New Scientist spells out the practical implications:
The simplicity and smaller size of fusion reactors based on the new technologies - the companies are aiming for something on the 100-megawatt scale, rather than the gigawatts that are ITER's ultimate goal - could be their great advantage. "It's a size that allows for factory construction of systems rather than site-specific designs," says Delage. Wallace agrees. "ITER is not the sort of thing you could easily roll out in, say, Nigeria - but we can go anywhere," he says.

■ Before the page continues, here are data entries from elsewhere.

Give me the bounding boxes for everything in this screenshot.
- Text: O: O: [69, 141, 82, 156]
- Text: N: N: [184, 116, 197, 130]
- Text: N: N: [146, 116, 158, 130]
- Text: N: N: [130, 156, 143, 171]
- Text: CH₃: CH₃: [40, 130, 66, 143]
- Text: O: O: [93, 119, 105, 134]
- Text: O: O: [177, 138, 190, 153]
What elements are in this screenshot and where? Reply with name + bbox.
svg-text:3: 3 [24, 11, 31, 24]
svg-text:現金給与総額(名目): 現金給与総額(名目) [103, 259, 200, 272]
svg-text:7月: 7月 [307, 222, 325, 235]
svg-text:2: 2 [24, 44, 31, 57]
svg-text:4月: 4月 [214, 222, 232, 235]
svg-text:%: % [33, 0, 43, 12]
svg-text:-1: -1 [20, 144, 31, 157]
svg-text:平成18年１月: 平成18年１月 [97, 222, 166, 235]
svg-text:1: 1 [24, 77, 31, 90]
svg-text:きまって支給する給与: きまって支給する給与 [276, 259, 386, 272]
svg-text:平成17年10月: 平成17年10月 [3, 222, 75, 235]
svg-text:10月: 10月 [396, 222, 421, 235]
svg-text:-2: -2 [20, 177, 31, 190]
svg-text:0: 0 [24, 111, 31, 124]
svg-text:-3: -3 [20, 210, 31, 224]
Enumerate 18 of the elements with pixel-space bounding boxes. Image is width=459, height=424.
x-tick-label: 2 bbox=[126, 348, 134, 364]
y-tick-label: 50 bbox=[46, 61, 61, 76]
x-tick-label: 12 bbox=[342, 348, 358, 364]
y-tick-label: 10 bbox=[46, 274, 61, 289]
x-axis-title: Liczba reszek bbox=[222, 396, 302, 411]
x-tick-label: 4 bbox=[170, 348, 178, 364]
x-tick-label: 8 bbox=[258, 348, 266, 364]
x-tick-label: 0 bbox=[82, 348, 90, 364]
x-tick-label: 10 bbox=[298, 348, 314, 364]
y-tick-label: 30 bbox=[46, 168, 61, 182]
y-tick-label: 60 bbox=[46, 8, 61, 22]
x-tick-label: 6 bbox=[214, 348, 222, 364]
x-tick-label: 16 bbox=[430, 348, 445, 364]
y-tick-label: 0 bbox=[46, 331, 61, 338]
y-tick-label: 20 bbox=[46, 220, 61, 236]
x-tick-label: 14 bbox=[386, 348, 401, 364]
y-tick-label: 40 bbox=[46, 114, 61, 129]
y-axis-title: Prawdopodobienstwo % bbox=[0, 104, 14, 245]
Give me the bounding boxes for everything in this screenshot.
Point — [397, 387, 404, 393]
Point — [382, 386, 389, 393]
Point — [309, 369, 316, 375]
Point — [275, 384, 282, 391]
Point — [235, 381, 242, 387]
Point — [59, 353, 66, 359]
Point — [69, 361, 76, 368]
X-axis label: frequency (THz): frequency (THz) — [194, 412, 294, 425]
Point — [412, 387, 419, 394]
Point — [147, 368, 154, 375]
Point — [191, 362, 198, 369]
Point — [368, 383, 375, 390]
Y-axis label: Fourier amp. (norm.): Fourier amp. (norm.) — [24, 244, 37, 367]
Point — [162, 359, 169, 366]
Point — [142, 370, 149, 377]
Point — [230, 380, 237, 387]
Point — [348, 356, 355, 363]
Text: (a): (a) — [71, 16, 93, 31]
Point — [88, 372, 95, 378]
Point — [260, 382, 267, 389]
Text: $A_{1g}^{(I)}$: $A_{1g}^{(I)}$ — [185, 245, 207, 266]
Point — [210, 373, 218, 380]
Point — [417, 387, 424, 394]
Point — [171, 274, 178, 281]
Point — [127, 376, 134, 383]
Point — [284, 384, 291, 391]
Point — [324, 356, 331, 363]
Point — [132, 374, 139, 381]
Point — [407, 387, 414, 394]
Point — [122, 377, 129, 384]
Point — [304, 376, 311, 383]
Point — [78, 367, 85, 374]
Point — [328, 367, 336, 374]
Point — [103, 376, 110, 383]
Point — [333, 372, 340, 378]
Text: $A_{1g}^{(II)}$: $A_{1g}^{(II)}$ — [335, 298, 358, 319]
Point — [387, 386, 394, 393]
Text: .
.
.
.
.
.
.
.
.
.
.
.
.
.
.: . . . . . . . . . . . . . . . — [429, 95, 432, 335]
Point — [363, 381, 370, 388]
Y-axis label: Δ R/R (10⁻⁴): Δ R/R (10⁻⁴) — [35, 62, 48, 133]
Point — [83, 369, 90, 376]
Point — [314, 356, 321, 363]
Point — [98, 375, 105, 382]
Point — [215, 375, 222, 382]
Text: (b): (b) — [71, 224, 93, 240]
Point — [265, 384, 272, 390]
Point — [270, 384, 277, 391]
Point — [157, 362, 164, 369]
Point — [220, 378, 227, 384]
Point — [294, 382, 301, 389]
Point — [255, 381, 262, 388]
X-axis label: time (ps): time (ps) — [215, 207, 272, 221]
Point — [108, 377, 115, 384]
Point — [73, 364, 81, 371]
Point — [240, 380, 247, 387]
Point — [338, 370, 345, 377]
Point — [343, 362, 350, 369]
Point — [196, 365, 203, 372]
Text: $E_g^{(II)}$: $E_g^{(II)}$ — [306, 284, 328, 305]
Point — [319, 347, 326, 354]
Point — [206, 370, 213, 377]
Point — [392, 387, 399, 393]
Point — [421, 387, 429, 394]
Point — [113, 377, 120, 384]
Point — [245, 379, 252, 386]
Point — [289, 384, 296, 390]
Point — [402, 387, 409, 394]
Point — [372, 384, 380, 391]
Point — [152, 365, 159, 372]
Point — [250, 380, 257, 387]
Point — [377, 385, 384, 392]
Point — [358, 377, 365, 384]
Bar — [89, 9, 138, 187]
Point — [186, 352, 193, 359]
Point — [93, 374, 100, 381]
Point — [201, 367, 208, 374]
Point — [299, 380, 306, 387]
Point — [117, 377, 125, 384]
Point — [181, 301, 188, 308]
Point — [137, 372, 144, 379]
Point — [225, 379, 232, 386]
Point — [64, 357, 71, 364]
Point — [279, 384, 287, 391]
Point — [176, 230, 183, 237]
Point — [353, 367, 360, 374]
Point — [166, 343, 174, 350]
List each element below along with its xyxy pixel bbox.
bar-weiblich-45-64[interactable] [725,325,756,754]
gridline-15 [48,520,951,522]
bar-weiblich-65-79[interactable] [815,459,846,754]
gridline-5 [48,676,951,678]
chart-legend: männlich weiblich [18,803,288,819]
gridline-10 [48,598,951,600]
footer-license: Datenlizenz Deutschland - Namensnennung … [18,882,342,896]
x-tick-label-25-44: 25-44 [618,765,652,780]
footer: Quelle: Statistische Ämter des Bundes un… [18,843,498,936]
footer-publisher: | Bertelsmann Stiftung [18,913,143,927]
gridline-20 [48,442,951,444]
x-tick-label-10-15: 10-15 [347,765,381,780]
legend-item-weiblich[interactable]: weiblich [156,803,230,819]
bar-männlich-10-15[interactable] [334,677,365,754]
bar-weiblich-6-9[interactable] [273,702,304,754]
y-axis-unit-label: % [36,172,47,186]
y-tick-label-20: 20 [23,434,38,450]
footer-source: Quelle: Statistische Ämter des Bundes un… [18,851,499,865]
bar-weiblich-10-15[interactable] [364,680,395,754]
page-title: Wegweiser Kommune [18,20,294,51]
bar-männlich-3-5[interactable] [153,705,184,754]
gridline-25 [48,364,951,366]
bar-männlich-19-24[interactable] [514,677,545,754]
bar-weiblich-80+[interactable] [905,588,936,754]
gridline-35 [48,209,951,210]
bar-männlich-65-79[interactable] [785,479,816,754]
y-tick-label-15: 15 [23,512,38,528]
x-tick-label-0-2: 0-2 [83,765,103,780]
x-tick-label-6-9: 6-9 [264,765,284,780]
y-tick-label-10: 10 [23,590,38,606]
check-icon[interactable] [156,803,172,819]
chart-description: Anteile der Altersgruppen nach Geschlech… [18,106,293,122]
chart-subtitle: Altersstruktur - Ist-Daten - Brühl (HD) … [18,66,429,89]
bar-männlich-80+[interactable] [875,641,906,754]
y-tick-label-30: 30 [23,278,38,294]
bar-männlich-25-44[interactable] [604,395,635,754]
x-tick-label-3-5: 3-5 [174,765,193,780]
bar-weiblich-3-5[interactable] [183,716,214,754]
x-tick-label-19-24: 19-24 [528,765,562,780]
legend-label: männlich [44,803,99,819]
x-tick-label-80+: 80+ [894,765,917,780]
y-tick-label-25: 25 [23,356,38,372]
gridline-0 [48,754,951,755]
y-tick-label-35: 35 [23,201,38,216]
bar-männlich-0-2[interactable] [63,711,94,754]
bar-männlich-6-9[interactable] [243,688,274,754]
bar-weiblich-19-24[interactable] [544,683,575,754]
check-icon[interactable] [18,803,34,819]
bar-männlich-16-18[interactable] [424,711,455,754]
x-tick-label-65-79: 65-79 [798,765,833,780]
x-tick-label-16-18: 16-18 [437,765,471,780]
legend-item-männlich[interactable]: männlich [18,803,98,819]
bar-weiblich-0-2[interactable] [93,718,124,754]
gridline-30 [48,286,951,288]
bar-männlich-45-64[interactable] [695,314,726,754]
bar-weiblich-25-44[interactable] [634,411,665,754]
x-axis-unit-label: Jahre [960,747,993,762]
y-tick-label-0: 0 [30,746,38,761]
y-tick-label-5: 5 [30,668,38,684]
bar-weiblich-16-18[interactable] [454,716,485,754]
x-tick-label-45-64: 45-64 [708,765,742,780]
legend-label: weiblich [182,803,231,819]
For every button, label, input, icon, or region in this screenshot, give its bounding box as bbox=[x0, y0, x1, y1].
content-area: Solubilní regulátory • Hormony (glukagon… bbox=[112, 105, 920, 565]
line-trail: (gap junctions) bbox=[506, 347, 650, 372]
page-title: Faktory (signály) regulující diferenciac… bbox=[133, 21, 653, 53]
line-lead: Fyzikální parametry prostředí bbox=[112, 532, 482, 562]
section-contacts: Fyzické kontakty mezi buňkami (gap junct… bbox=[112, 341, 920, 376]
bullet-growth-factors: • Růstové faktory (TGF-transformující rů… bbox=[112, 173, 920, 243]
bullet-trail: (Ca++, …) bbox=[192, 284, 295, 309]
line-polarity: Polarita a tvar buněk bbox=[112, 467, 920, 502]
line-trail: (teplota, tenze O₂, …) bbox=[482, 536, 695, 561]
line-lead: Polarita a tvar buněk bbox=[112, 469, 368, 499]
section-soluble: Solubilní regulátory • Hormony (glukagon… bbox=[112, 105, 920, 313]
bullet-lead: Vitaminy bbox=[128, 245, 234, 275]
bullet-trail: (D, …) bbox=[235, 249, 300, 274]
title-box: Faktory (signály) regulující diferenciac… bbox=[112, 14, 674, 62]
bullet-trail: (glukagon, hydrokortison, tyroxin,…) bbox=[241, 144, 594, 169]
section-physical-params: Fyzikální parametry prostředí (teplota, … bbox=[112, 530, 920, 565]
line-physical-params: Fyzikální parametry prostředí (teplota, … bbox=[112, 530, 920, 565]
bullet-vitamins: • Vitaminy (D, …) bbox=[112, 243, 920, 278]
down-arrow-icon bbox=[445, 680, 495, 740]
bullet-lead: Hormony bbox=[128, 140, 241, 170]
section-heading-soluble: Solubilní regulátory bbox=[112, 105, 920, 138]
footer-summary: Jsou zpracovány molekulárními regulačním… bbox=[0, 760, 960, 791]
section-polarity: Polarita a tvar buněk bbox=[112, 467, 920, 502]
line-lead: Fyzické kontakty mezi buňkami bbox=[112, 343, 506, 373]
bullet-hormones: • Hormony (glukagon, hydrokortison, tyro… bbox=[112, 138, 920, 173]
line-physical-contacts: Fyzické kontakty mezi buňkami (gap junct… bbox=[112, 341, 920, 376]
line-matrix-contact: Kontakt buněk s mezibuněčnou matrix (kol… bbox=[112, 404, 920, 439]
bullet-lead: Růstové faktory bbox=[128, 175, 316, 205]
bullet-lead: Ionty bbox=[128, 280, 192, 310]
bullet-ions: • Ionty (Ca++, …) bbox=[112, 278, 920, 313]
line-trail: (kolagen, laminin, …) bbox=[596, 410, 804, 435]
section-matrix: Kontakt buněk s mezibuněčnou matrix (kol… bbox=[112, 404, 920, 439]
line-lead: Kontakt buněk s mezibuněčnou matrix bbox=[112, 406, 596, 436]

The timeline More Lows Than Highs in the New Scientist article makes passing mention of my own favorite in this horse race, the Polywell design developed by the late Dr. Robert Bussard. I wrote it up in Part 4 of my series. Funded by the U.S. Navy, progress has been hard to judge because of an embargo on releasing results so long as the Navy is funding the work. But, based on what has been released, I regard it as the most promising because among other things it might be capable of fusing protons and borons together in a reaction that might allow direct conversion of nuclear energy into electrical energy. The fuel is abundant, non-radioactive, and fusing it does not produce the neutrons you get with deuterium-tritum fusion, avoiding radiation problems. The details as of 1998 and revised in 2007 were written up here in a pdf file.
Bottom Line, For Now...
The fact that multiple programs are tackling fusion by different routes, by a mix of private, private-public, and government funding reflects the need for a new source of clean energy AND indicates progress seems to be picking up. Again from the New Scientist article:
But - and here's the surprise - it's hard to find anyone in the know with anything bad to say about the physics behind the new reactors. Even ITER scientists admit that the technology is credible and superficially attractive, if still immature. "The tokamak is fairly complicated; some other approaches appear simpler and that appeals," says Campbell. "They look like a more direct route to fusion."
The time estimates are converging; if we can just keep from screwing up the world in the next few years, we might yet have a shot at turning things around.
Update: Here's where Polywell fusion was back in May, 2011.
The last little experiment?
Park figures that the money provided under the WB-8 contract should last until the end of the year, depending on how efficiently the EMC2 team is able to stretch the money out. By then, the engineers in New Mexico and their backers in the Navy should know whether it's worth going ahead with the next step, perhaps even with the big demonstration reactor. Park hopes that WB-8 will be the last small-scale experimental machine EMC2 will have to build.
"This machine should be able to generate 1,000 times more nuclear activity than WB-7, with about eight times more magnetic field," said Park, quoting the publicly available information about WB-8. "We'll call that a good success. That means we're on track with the scaling law."
Don't expect weekly updates about EMC2's progress. "Currently all our funding comes from the Navy," Park said. "That's our customer. Our customer desired that we keep most of our progress confidential. ... They're somewhat concerned about making too much hype without delivering an actual product."
But if WB-8 and the follow-up studies are successful, the Navy won't stand in EMC2's way.